只是当年心境不同,他年少轻狂,还觉得是元簪缨身为世家子同自己的弟弟活得也太不讲究了,况且这样的日子以后长得很,一早上只顾着和元簪笔斗嘴——他单方面挑剔,元簪笔气得捏紧了筷子,实在气狠了还会反驳他两句,大意就是元府容不下他,大少爷该哪里来就滚到哪里去。
现在则截然相反。
乔郁喝完最后一口粥。
他想得极开,自从打定主意做三皇子的门客伊始,他就没想过活着,多年以来深得皇帝信任已是意外之喜,眼见目的一一达成,他心中除了狂喜之外,就算预料到了自己的下场绝不好看,倒也无什么惊惧。

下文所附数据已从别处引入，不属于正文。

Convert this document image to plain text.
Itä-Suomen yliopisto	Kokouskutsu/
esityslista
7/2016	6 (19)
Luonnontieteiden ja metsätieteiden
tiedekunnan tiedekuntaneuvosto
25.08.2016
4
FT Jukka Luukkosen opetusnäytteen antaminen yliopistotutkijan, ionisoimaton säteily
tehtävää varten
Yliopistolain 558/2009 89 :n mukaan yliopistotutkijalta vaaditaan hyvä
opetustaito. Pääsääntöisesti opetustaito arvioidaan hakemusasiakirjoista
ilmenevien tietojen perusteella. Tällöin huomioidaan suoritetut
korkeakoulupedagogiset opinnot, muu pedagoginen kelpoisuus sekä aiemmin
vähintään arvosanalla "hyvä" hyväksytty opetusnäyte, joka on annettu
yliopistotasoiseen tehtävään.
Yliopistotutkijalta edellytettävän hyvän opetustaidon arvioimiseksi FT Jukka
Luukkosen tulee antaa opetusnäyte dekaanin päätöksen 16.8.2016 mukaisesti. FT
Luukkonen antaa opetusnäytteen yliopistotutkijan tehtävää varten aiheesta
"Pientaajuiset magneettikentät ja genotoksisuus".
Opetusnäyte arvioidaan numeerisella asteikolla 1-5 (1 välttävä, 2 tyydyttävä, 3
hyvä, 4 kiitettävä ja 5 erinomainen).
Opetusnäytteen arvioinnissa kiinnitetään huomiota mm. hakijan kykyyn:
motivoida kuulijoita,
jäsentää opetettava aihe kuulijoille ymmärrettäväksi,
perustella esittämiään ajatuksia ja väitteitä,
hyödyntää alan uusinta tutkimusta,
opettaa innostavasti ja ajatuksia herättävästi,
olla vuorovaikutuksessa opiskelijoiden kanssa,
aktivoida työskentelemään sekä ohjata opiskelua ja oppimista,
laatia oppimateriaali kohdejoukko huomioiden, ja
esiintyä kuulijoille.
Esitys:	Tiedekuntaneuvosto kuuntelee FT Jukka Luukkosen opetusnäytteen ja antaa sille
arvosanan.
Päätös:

他对元簪笔想法向来复杂,既认为元簪笔是平生绝无仅有的友人,兼有对元氏不可调和的怨恨,以及午夜骤醒时的梦中幻境,他大概是世上最想让元簪笔死,又最想让他活的人。
不过眼下看来,会早死的应该是他。
乔郁幽幽地叹了口气,又看了眼元簪笔。
他脊背挺直,看起来硬而易折。
乔郁放下勺子。
脑中突然闪过了一个想法。
然后他摇了摇头,颐指气使道:“元簪笔,过来推本相。”
……
相比于至少表面上的始作俑者乔郁的轻松,偏殿的气氛绝对称不上好。
太子面色白得像张纸,天刚亮,他却才从皇后那出来。